The CMO also has responsibility for the integrity of the hospital system. That integrity would include an effective “call” system, to ensure that all patients have medical care available 24/7, so no patient, in crisis, is left unattended.
In public health care, a CMO would, or should, resign in the event of such a “systems failure”. Should a private heath care facility, not also be held to a similar standard of accountability?
The licensing board of hospitals and clinics should require an independent audit of their health care services by an outside review body. This external accreditation could also be used by a hospital to enhance its credentials and image. The Hospitals Board could thus carry out its quality assurance- oversight function at no expense to the Board, or challenge to its limited resources.
But the 2007 report proposes changes to the Act that would seriously weaken the Hospitals Board as an oversight body.
The Board wants the Government to amend the Act to remove the provision for investigation of complaints, eliminate the need to provide notifications of deaths, and reduce penalties for failure to comply with licensing requirements.
But at the same time, the Hospitals Board is also proposing a new and extensive set of hospital regulations. So, on the one hand, the Board says it wants to reduce its oversight responsibility, but on the other hand, it wants to increase regulatory requirements?

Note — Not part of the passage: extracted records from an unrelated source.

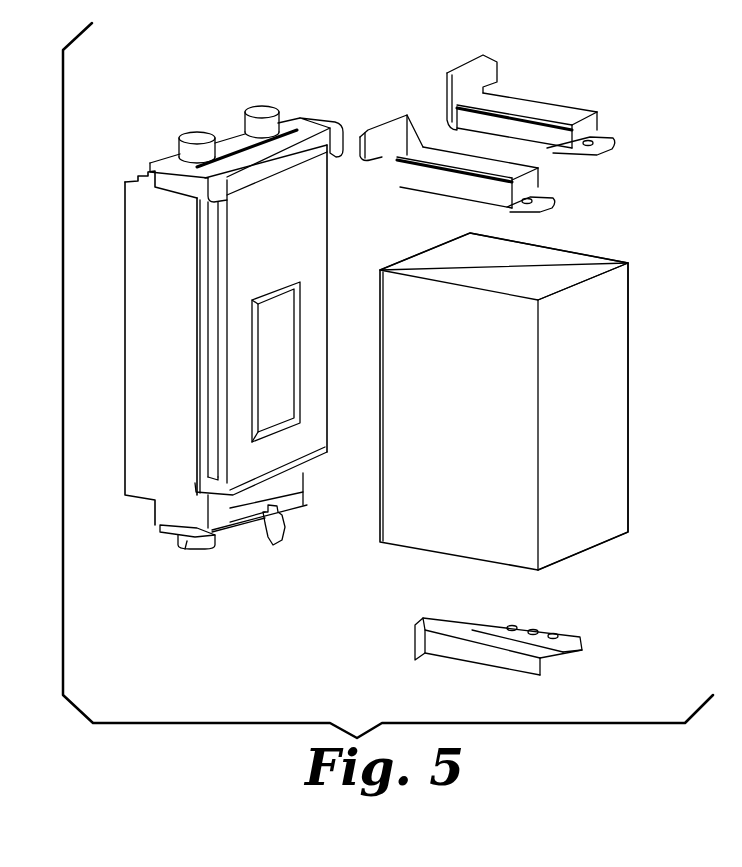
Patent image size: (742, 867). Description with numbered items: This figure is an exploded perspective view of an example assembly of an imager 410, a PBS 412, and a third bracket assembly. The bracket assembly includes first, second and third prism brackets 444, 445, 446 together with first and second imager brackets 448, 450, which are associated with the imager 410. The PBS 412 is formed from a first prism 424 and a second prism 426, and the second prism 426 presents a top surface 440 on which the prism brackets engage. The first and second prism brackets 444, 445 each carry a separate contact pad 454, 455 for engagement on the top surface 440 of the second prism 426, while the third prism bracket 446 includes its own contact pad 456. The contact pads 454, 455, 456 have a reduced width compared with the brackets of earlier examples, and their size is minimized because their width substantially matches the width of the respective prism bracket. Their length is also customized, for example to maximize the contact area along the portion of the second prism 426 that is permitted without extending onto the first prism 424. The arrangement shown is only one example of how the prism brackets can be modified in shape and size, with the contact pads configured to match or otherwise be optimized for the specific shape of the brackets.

The imager 410 is at (126, 474).
The PBS 412 is at (632, 381).
The first prism 424 is at (438, 253).
The second prism 426 is at (610, 457).
The top surface 440 is at (557, 273).
The first prism bracket 444 is at (553, 103).
The second prism bracket 445 is at (532, 172).
The third prism bracket 446 is at (487, 667).
The first imager bracket 448 is at (288, 120).
The second imager bracket 450 is at (188, 542).
The contact pad 454 is at (577, 162).
The contact pad 455 is at (510, 207).
The contact pad 456 is at (552, 633).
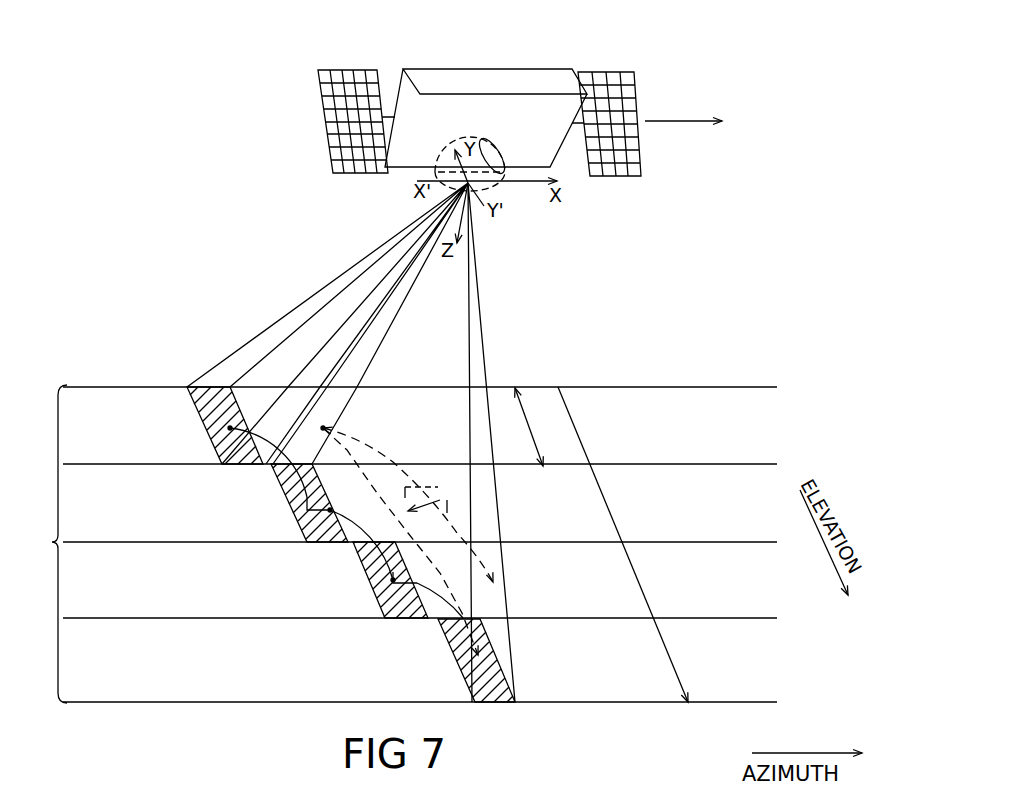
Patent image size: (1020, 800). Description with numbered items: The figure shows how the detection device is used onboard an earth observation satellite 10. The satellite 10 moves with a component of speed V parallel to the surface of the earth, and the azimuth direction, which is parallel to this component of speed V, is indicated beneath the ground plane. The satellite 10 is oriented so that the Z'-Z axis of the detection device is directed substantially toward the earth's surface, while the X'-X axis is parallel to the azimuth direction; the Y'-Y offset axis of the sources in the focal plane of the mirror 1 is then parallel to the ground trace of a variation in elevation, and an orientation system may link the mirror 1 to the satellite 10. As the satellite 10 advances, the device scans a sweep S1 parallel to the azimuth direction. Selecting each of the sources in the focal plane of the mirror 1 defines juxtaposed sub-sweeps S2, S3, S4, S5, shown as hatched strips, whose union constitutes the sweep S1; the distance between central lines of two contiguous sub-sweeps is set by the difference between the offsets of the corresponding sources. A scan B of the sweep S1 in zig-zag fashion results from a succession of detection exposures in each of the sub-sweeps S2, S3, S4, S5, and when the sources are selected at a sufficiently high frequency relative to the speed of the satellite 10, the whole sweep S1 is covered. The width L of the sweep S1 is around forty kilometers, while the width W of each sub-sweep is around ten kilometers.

The BPA advocates that the Board’s oversight capacity be strengthened, and that the Hospital Board embrace its oversight function of quality assurance, as per the petition on its website below.
We urge our Parliamentarians to consider the Hospitals Board’s report in terms of the public interest in a safe system of health care, and oversight assurance of this.
Good business sense should dictate that the more confidence the public has in our local institutions -including statutory boards- the less likely we will be to spend our money abroad for medical care.